Alors que la désinflation s'amorce dans la zone euro, Makhlouf souligne que des progrès supplémentaires sont nécessaires avant que la BCE puisse envisager un ajustement de sa politique monétaire. Il précise que la banque n'a pas besoin d'attendre que l'inflation atteigne 2 % avant d'envisager une baisse des taux. Toutefois, des données suffisantes sont indispensables pour garantir la viabilité de cet objectif. Ces commentaires interviennent à l'approche de la prochaine réunion de politique monétaire de la BCE, les discussions s'orientant de plus en plus vers un réexamen des coûts d'emprunt en juin.
Ralentissement et stabilisation économiques
La zone euro a réussi à éviter la récession au second semestre 2023, même si les perspectives économiques restent sombres, les enquêtes récentes n'indiquant qu'une stabilisation à un faible niveau. Selon Makhlouf, ce scénario montre que la politique monétaire de la BCE a effectivement freiné la demande. Il anticipe la poursuite du ralentissement économique en ce début d'année, suivie d'un rebond, en partie alimenté par les ajustements des salaires nominaux qui stimuleront la consommation.

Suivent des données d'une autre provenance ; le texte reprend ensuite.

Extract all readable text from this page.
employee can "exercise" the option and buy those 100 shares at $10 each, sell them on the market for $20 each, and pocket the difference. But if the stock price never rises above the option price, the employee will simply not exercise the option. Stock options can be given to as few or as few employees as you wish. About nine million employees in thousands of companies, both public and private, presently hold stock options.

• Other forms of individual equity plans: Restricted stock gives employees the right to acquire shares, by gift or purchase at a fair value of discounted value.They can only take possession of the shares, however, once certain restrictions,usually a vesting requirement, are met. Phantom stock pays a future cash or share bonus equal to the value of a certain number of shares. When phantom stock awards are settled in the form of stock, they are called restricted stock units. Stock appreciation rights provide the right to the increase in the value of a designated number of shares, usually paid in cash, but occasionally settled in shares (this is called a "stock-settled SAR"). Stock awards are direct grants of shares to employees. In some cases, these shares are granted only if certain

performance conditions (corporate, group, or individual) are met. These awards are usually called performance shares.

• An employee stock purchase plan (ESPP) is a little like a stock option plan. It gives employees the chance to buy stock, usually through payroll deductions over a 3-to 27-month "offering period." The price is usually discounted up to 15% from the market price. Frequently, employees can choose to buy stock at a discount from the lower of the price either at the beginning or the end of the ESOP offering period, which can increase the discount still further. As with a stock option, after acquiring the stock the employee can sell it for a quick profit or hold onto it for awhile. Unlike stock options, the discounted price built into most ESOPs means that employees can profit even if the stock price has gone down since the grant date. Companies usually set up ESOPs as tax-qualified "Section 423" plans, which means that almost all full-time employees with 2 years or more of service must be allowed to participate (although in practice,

Makhlouf a également évoqué les défis posés par les « problèmes à motivation politique », soulignant l'importance de la vigilance dans un monde semé d'embûches. Il a ensuite abordé l'impératif de mener à bien l'union des marchés de capitaux européens, en relevant la complexité politique de certains sujets dans ce domaine. Selon lui, l'objectif devrait être de se concentrer sur les enjeux majeurs pour progresser.
Un examen plus approfondi du nouveau cadre de l'Irlande et de la BCE
En Irlande, le secteur de l'immobilier commercial fait l'objet d'une attention particulière, les nouvelles règles relatives à l'effet de levier et à la liquidité commençant à se faire sentir. Makhlouf reste optimiste quant à la capacité du système à résister à la baisse des valorisations et aux ralentissements économiques. Concernant les banques irlandaises, il envisage un avenir où un marché concurrentiel pourrait être composé de trois banques de détail nationales et de diverses fintechs proposant une gamme de services variés.
Plus largement, la BCE est sur le point de parvenir à un consensus sur un nouveau cadre monétaire conçu spécifiquement pour la zone euro à 20 pays. Ce cadre, distinct de ceux des autres juridictions, vise à faciliter une transition plus harmonieuse à mesure que l'excédent de liquidités se résorbe sur les marchés financiers au cours des deux prochaines années. L'objectif est d'annoncer les résultats d'ici le printemps, dans un contexte mêlant ambition et scepticisme parmi les responsables quant à la reprise des prêts interbancaires.